SUR LES DEPENS ET LES FRAIS IRREPETIBLES
Si le recours de Monsieur A X et Madame C H son épouse n’est pas fondé en son principe, l’expert A B a admis que des erreurs matérielles l’avait conduit à facturer à plusieurs reprises une même prestation, ce qui justifie la réformation de l’ordonnance.
Monsieur A B sera donc condamné aux dépens de la présente instance.

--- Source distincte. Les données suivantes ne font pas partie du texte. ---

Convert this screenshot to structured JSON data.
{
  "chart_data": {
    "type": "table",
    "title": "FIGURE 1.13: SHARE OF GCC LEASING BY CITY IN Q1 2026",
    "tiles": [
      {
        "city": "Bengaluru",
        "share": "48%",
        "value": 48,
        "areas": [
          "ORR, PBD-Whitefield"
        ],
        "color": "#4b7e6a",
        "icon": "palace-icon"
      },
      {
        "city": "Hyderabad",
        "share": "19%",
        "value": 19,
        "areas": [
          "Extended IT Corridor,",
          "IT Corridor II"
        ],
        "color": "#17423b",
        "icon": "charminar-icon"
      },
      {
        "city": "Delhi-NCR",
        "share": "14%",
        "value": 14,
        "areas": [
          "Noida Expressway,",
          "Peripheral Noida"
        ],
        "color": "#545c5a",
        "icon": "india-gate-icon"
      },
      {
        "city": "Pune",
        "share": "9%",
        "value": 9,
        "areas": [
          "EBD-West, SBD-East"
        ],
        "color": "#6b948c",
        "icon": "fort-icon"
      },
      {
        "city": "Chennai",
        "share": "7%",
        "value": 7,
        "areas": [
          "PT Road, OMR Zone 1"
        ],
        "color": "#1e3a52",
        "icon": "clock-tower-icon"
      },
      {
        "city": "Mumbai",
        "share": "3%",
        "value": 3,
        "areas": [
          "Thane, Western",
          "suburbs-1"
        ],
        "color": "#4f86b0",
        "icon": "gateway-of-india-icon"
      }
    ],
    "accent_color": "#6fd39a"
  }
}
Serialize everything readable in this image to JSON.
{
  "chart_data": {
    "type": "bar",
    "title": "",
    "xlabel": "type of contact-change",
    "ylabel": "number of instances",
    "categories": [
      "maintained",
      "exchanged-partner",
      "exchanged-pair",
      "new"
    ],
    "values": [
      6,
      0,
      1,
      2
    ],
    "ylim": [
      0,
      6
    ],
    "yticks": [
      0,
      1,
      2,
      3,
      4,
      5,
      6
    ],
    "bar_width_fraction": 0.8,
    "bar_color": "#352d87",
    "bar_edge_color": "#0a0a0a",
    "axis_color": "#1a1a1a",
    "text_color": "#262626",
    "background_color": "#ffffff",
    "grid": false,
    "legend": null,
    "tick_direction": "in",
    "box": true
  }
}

L’équité commande de débouter les parties de leurs demandes sur le fondement des dispositions de l’article 700 du Code de Procédure civile.
PAR CES MOTIFS
Statuant publiquement, par défaut,
Déclarons recevable le recours introduit par Monsieur A X et Madame C H son épouse,
Réformons l’ordonnance rendue le 9 septembre 2014 par le juge chargé du contrôle des expertises du tribunal de grande instance de Marseille, en ce qu’elle a taxé la rémunération de Monsieur A B à la somme de 11.369,03 €,
Statuant à nouveau,
Fixons la rémunération de l’expert A B à la somme de 10.659,02 € (DIX MILLE SIX CENT CINQUANTE NEUF EUROS ET DEUX CENTIMES);
Autorisons le paiement par la régie de la somme de 5.860,65 € (CINQ MILLE HUIT CENT SOIXANTE EUROS ET SOIXANTE CINQ CENTIMES), sous déduction des avances perçues,
Condamnons Monsieur A X et Madame C H son épouse à verser la somme complémentaire de 4.798,37 € (QUATRE MILLE SEPT CENT QUATRE VINGT DIX HUIT EUROS ET TRENTE SEPT CENTIMES) à Monsieur A B;
Déboutons les parties de leurs demandes plus amples ou contraires, et notamment de leurs demandes sur le fondement des dispositions de l’article 700 du Code de Procédure civile;
Condamnons Monsieur A B aux dépens.
Ainsi prononcé par la mise à disposition de la présente décision au greffe de la cour d’appel d’Aix-en-Provence à la date indiquée ci-dessus dont les parties comparantes avaient été avisées à l’issue des débats.